Owens says events have made him a more compassionate man. He is "more sensitive to black athletes and their problems." He is careful, even in the heat of practice, not to use terms that—no matter how innocent—might be considered inflammatory, like "thata boy," and to avoid suggesting that blacks might be malingering. He now has more black players than ever—14 on the varsity last spring. He takes pains to explain to non-starters why they are not starting. A council of athletes considers the problems of team deportment and spirit.
But Owens lives in a glass house. His every move is catalogued. The university's Student Athletic Committee grills him on student seating and other procedural matters and on the athletic department's requests for funds. Owens is questioned about black athletes, about discrimination, about jobs.

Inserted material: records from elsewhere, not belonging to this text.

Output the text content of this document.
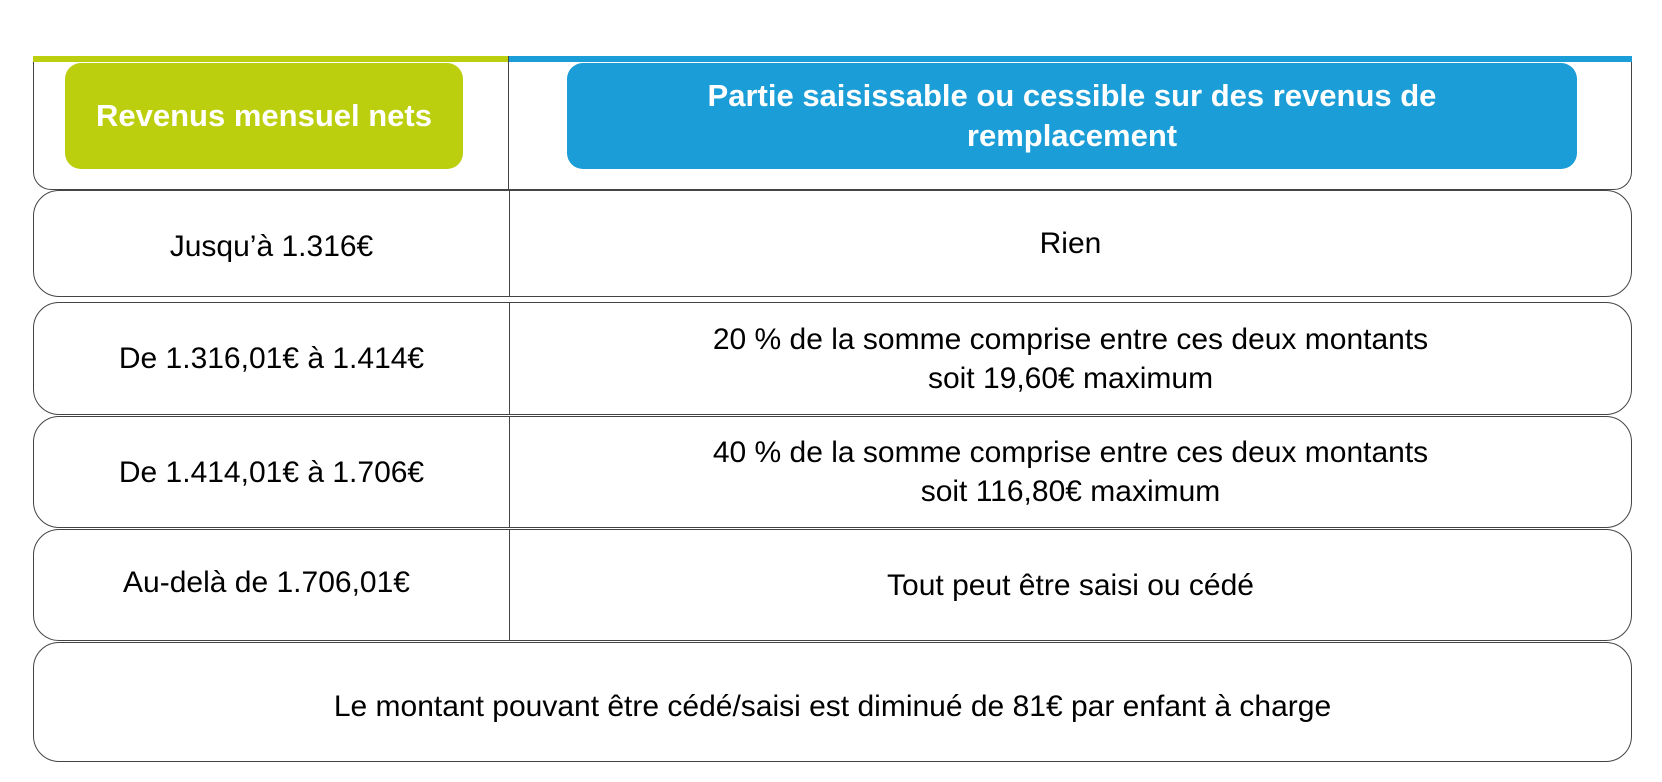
Revenus mensuel nets
Partie saisissable ou cessible sur des revenus de remplacement
Jusqu’à 1.316€	Rien
De 1.316,01€ à 1.414€
20 % de la somme comprise entre ces deux montants
soit 19,60€ maximum
De 1.414,01€ à 1.706€
40 % de la somme comprise entre ces deux montants
soit 116,80€ maximum
Au-delà de 1.706,01€	Tout peut être saisi ou cédé
Le montant pouvant être cédé/saisi est diminué de 81€ par enfant à charge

Close friends in coaching begin any discussion of Owens with a sigh and say you don't know the trouble he has seen. As the figure of the compromised coach, however, he has made some people very happy. One Washington player rejoices that "much of the rah-rahness is gone." Grim-faced solemnity has disappeared in the locker room; players now joke, dance. "We have good morale," says Assistant Coach Gayton.

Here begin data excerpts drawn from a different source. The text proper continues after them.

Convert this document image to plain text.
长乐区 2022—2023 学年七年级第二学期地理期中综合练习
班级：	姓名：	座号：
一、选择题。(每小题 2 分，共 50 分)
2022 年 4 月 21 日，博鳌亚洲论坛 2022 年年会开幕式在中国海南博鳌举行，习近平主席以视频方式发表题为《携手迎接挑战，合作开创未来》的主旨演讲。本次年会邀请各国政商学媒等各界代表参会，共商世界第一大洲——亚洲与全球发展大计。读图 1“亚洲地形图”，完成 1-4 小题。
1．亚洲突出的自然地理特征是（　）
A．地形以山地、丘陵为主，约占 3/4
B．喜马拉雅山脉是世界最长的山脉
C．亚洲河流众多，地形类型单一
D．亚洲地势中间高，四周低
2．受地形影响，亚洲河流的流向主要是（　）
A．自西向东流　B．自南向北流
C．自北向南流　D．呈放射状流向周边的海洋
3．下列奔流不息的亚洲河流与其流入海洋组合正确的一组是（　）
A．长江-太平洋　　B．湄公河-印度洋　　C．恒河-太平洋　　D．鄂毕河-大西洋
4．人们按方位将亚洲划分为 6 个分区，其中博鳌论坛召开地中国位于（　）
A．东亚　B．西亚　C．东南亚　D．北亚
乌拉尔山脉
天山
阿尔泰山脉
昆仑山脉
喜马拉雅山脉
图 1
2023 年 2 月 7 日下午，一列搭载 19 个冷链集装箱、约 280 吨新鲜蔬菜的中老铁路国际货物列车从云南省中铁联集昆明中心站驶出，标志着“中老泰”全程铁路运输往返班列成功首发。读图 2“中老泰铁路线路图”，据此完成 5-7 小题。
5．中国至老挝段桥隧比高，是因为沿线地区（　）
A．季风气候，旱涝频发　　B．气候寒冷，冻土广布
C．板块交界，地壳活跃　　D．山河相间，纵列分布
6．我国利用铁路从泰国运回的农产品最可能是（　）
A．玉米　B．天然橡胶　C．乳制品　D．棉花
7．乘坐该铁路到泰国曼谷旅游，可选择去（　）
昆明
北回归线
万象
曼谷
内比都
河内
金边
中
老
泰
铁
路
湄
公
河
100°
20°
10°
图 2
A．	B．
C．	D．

What they no longer have, it would appear, is good football. Since 1963 Washington has struggled to break even. Last year Owens, down off his pedestal, had his worst record in 10 years (3-5-2) and he resigned his post as athletic director to concentrate on upgrading Washington football. It is well within the realm of possibility, therefore, that Jim Owens will soon hear from other critics—the alumni, for example—who might just applaud his compassion even as they hunt for his successor. That, sadly, is a part of the game that never changes.